The rise of racist and nationalist rhetoric from politicians provides cover for fascist groups, like the English Defence League, to grow. Violent racist attacks remain common in Britain, with an average of five people losing their lives every year in racially motivated murders.

Racism remains…

So eighteen years after the murder of Stephen Lawrence, and as racism is whipped up to disorganise resistance to the destruction of our jobs and services, can we really say that the police are less racist?

An unequivocal ‘no’ is the answer. For proof you only have to look at the police response to the murder of Indian exchange student Anuj Bidve. Anuj, who was visiting Manchester over the Christmas period and was shot point blank in the head in an unprovoked attack by two white men. His family have complained about their treatment at the hands of the British authorities. His parents found out through Facebook about their son’s death. Delivery of his body to India has been delayed.

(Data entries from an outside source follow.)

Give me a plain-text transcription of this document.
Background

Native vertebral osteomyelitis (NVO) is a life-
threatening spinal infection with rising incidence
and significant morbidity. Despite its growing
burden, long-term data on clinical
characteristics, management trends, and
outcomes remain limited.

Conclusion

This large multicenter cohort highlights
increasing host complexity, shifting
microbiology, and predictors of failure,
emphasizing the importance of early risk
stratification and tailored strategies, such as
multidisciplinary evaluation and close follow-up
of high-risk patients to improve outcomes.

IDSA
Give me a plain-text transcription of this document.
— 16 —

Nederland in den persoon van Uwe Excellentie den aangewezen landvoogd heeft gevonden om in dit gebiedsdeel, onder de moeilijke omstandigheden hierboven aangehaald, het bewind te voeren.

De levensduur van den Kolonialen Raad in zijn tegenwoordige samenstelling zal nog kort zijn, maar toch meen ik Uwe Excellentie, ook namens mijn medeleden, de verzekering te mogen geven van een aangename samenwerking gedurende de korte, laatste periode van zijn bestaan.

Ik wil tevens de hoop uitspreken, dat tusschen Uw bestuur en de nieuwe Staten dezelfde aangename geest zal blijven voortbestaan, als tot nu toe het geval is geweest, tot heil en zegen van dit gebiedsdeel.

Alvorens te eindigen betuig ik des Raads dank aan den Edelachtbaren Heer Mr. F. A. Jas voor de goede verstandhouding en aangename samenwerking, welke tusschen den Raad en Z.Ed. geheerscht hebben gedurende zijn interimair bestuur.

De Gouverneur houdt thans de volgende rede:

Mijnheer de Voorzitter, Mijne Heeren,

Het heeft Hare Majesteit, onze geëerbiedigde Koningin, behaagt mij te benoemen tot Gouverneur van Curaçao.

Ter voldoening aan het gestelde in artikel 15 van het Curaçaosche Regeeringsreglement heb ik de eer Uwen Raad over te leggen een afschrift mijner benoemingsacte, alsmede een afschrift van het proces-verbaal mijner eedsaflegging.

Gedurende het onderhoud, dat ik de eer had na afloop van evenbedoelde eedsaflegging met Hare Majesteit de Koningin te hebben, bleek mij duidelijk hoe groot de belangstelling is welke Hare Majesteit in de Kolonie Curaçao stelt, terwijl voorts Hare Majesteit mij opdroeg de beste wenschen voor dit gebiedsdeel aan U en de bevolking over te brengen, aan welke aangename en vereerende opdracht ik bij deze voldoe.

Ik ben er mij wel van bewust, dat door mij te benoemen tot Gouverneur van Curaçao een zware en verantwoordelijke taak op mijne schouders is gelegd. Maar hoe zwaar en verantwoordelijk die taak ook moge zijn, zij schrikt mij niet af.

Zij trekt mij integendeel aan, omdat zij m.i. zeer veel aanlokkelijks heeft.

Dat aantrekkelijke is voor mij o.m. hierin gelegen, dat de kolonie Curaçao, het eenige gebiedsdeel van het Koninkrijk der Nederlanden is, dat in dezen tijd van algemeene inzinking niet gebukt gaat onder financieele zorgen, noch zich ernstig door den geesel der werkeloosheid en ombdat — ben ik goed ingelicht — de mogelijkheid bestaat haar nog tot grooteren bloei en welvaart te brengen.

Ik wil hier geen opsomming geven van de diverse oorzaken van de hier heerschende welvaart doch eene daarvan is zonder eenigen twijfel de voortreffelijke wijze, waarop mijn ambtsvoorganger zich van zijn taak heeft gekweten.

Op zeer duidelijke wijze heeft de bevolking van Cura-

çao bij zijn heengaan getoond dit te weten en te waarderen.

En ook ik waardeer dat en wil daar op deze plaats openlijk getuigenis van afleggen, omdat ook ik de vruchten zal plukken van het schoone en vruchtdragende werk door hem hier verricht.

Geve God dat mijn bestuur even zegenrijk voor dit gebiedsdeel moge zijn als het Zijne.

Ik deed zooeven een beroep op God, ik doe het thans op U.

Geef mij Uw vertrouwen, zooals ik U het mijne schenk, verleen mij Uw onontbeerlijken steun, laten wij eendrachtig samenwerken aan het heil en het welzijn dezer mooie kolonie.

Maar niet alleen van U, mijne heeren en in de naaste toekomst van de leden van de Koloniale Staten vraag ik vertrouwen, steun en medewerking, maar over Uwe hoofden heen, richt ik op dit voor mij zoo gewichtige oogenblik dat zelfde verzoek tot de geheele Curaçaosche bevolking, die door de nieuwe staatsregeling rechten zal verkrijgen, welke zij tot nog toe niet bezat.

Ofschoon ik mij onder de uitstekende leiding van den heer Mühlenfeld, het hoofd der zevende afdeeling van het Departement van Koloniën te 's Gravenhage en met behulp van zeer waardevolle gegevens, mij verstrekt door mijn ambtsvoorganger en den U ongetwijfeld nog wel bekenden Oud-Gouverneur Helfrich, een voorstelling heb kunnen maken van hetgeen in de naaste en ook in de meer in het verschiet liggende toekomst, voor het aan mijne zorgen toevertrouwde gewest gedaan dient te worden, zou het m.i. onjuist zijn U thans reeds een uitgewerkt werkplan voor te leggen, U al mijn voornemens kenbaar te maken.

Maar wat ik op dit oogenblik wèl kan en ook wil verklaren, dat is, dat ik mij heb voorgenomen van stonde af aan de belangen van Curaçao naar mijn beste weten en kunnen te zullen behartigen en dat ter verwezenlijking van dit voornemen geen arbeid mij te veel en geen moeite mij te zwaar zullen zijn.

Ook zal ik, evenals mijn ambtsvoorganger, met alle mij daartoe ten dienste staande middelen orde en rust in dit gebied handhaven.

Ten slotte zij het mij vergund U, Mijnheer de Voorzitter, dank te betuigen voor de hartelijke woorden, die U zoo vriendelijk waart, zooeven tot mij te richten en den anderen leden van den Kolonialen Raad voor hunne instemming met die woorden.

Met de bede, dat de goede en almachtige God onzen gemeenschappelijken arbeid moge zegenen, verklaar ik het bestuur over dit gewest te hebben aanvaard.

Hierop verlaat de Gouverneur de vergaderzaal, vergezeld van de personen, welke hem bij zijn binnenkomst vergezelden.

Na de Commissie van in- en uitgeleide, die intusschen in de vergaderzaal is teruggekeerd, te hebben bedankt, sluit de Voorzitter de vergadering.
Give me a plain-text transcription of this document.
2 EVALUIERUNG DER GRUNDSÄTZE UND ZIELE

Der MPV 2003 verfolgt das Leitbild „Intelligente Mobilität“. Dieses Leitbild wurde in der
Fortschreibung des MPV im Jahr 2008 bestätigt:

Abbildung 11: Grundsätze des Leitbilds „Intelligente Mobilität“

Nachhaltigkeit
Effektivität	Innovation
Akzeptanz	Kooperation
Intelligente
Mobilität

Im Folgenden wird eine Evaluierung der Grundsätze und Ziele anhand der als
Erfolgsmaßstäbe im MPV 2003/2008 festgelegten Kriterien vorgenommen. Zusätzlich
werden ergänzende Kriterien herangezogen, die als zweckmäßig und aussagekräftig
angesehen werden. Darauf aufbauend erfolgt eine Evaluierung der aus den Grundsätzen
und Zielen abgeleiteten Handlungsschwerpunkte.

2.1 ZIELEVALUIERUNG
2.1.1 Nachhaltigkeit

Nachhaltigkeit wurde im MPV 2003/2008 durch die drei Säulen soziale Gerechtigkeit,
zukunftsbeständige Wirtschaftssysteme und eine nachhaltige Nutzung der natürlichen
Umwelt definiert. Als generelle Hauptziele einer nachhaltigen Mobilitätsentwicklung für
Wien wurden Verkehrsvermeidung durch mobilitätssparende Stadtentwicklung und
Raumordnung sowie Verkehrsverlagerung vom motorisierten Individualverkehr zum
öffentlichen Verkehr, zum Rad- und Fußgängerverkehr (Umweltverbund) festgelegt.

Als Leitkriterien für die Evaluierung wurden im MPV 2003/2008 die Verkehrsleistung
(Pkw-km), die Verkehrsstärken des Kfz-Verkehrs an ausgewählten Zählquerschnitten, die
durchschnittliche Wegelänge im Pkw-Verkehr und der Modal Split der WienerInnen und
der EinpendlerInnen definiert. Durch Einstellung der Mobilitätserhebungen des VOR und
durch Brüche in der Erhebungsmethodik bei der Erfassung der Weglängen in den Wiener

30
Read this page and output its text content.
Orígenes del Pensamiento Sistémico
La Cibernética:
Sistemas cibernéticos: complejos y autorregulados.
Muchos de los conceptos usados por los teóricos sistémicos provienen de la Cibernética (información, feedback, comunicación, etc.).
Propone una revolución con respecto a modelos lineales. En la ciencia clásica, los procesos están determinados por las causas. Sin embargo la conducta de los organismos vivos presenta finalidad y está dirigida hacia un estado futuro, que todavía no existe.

Bidve’s parents commented in the aftermath of the murder: “It is extremely disappointing the way we have been treated. We still don’t know what course of action was taken by the British police when they were informed of the attack. We don’t know what hospital he was taken to, what treatment he received or whether he was taken there in time. We are told it took half an hour and that that is not normal for the UK. If there was a delay in taking him, why did that happen?”

The treatment of Bidve’s remains and his family betrays the same sort of ambivalence and reluctance to act as was displayed by the Met during the Stephen Lawrence case.

Ultimately, reports and enquiries, however important as part of a wider struggle, will not stamp out racism for good. Racism is deeply entrenched in our society today.

The institutional racism still displayed by the police is part and parcel of their role in society: the paid defenders of capitalist exploitation, standing between the mass of normal working class people and the bosses, bankers and their government.

Racism is so deeply ingrained in capitalist society because, fundamentally, the class system needs to divide us in order to survive. Racist ideas justify inequality and spread the illusion that people of different races cannot unite around common aims. But the truth is, we are united – black, white, Asian, Jew, or Muslim – as working class people, not just in Britain but internationally.

The only way to defeat racism and condemn it to the dustbin of history is to overcome the exploiters’ attempts to divide us by organising together against capitalist exploitation itself, against all discrimination, against every incident of police and racist violence, and against every cut in our jobs and public services meted out by this rotten government of millionaires.